Le Trident ouvre sa saison avec un incident bouleversant

Le bizarre incident du chien pendant la nuit au Trident.Le bizarre incident du chien pendant la nuit au Trident. Crédits photo: Stéphane Bourgeois

Acclamée partout dans le monde depuis sa création, la pièce Le bizarre incident du chien pendant la nuit arrive enfin au Trident. Dans une mise en scène sensible et inventive de Marie-Josée Bastien, le public de Québec découvre l’univers singulier de Christopher Boone, adolescent neuroatypique qui enquête sur la mort du chien de sa voisine.

Une enquête pas comme les autres

Qui a tué Wellington, le chien de Mme Shears ? Christopher Boone, « quinze ans, trois mois et deux jours », décide de résoudre le mystère. Amateur de listes, de plans, d’astronomie et de nombres premiers, il ne comprend ni les métaphores ni les mensonges, qu’il considère comme une atteinte au réel. Mais son enquête se heurte à l’interdiction paternelle et son entêtement déclenche une cascade de révélations qui bouleverseront sa famille. Et ce qui semble une simple intrigue policière se transforme en une quête de vérité sur le chien et sur les liens familiaux, propulsant Christopher au milieu des promesses trahies et du chaos des émotions humaines.

Christopher refuse de mentir, alors que les adultes qui l’entourent multiplient les promesses – « je te promets » revient comme un leitmotiv – plus pour se rassurer qu’en gage de sincérité. Dans ce monde où les mensonges fissurent les relations, la quête de vérité de Christopher devient profondément touchante.

Une mise en scène chorale et sensorielle

La force du spectacle repose sur l’esthétique chorale chère à Marie-Josée Bastien. La troupe, toujours présente sur scène, prend tour à tour la parole pour incarner les voix multiples qui entourent Christopher. Lorsqu’ils énumèrent le contenu de son sac ou qu’ils figurent la foule oppressante du métro londonien, les comédiens traduisent la perception fragmentée du héros.

La scénographie mobile et les éclairages traduisent son univers géométrique : les lieux se décomposent et se recomposent en formes rationnelles, comme si tout devait obéir à une Loi immuable. Mais quand la réalité échappe à cet ordre, les digues cèdent et surgissent les débordements émotionnels que Christopher ne sait pas gérer. Tout est pensé pour que le spectateur ressente sans être submergé : une immersion mesurée, d’une grande limpidité.

Marianne Marceau impressionne

Au centre, Marianne Marceau incarne Christopher avec une justesse remarquable. Presque toujours en scène, elle porte la pièce sur ses épaules. Sa performance s’appuie autant sur la physicalité que sur la parole : tics corporels, réactions faciales limpides, humour désarmant d’un adolescent sans filtre. Elle transmet la tendresse, la fragilité et la violence du personnage, sans jamais tomber dans la caricature.

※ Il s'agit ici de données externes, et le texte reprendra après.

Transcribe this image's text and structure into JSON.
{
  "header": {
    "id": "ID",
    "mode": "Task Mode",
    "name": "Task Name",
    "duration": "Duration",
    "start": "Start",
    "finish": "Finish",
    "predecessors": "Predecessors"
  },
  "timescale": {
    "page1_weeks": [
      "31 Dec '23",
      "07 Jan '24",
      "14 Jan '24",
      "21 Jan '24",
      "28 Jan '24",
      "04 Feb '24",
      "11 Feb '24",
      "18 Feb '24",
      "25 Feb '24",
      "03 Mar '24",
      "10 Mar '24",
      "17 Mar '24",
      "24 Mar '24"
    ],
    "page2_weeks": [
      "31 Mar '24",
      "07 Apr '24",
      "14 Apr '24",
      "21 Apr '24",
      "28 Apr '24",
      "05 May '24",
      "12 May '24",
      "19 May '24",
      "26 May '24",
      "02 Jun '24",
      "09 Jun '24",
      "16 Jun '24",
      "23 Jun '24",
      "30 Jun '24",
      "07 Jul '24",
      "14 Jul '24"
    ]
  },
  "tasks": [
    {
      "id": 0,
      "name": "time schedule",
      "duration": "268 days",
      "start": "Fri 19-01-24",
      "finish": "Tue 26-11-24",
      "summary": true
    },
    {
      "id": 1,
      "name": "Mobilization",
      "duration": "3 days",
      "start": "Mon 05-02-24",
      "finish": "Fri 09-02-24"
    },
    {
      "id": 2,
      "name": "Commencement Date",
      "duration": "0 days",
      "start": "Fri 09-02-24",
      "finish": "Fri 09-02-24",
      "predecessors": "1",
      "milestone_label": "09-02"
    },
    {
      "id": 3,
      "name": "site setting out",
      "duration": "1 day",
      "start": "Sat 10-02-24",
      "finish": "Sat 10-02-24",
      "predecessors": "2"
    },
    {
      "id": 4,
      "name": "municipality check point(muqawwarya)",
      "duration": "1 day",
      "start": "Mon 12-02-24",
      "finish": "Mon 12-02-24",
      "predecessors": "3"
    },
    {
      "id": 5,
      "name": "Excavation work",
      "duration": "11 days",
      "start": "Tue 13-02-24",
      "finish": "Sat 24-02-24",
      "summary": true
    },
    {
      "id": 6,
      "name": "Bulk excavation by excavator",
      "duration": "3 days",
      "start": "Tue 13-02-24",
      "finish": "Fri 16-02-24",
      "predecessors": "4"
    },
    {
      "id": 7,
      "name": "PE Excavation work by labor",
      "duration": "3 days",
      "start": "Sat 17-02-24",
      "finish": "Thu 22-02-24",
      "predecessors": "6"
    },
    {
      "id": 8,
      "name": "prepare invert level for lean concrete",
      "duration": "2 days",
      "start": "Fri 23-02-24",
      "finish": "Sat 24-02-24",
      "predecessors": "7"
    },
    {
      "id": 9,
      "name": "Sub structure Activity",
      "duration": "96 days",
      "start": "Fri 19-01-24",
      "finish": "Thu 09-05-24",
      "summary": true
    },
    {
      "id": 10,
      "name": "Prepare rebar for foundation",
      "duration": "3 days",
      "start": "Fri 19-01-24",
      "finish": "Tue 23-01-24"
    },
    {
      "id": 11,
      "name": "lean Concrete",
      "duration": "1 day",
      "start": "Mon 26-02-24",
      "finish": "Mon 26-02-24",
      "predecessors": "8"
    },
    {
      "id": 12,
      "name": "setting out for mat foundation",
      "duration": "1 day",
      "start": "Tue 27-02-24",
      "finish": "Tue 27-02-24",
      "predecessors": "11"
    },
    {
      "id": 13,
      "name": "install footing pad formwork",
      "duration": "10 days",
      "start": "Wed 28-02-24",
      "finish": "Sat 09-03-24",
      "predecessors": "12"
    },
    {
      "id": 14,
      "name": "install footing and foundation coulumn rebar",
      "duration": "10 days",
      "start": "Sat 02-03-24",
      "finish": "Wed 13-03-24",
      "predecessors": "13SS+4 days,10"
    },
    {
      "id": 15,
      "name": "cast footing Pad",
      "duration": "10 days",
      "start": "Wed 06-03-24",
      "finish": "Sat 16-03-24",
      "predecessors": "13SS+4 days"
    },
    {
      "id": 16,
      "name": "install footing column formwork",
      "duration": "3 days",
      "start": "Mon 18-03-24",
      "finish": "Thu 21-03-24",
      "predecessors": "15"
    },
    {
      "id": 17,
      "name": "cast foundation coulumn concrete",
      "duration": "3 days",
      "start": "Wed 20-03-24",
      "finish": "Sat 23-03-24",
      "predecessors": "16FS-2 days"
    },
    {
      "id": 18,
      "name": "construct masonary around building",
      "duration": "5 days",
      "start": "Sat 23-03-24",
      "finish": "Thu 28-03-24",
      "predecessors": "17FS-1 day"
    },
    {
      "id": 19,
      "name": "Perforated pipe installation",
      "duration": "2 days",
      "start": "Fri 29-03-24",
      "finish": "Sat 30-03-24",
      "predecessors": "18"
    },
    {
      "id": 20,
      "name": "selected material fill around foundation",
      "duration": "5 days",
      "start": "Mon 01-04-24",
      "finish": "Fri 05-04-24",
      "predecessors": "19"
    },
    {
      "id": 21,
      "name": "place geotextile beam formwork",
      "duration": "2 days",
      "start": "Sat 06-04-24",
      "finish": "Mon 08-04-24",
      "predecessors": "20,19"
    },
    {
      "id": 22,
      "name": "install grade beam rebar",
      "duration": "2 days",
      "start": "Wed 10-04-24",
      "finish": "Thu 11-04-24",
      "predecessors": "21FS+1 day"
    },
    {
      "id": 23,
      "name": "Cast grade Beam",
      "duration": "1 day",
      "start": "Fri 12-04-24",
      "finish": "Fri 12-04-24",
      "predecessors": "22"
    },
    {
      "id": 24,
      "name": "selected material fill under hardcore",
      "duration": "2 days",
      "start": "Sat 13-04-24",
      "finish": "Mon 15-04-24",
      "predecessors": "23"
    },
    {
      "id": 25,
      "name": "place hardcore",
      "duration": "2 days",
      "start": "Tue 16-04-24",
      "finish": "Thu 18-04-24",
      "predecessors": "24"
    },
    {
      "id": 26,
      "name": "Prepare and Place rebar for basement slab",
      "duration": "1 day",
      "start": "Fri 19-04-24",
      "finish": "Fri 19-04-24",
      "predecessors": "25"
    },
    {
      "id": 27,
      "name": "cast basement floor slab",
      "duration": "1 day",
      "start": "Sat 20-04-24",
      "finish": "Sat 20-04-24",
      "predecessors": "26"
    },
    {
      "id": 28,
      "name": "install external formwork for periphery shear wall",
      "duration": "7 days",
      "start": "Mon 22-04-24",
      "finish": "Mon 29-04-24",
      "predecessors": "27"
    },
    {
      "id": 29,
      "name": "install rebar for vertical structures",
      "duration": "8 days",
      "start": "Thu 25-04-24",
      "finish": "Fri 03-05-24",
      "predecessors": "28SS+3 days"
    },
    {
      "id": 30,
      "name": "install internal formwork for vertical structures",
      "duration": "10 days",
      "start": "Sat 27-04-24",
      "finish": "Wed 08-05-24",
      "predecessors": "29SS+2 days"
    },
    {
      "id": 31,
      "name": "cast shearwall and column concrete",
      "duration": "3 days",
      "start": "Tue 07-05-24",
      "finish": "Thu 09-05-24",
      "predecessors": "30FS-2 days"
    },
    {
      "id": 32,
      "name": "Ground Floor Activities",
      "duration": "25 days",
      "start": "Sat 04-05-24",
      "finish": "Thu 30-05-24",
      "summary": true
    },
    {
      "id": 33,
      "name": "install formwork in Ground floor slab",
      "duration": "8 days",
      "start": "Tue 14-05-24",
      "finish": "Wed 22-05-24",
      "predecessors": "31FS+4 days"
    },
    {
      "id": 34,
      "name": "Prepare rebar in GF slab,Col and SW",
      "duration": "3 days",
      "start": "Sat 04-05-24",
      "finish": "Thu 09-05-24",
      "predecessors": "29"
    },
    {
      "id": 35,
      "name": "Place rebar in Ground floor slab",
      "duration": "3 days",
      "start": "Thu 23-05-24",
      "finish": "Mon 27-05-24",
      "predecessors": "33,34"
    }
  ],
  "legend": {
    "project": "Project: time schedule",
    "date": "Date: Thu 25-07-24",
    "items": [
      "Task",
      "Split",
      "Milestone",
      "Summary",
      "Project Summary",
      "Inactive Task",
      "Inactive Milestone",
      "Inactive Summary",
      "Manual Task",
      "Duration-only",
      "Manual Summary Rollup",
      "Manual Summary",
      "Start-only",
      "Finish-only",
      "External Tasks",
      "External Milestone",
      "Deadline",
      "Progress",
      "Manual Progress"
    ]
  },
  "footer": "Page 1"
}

Autour d’elle, la distribution brille par sa cohésion. Les comédiens surgissent pour incarner une galerie de personnages secondaires, toujours avec précision et vivacité, formant une chorale dramatique vibrante.

Un spectacle fluide et captivant

Malgré ses deux heures quarante-cinq minutes (avec entracte), le spectacle ne souffre d’aucune longueur. Les transitions sont fluides, les retours en arrière s’intègrent avec naturel et la scénographie modulaire maintient le rythme.

On sort du Trident avec une réflexion sur la vérité, les mensonges qui cimentent nos vies et la difficulté d’aimer sans trahir. Mais surtout, on garde en mémoire le regard de Christopher Boone : un monde en nombres premiers, où chaque détail compte et où l’on voit ce que les autres balaient du regard.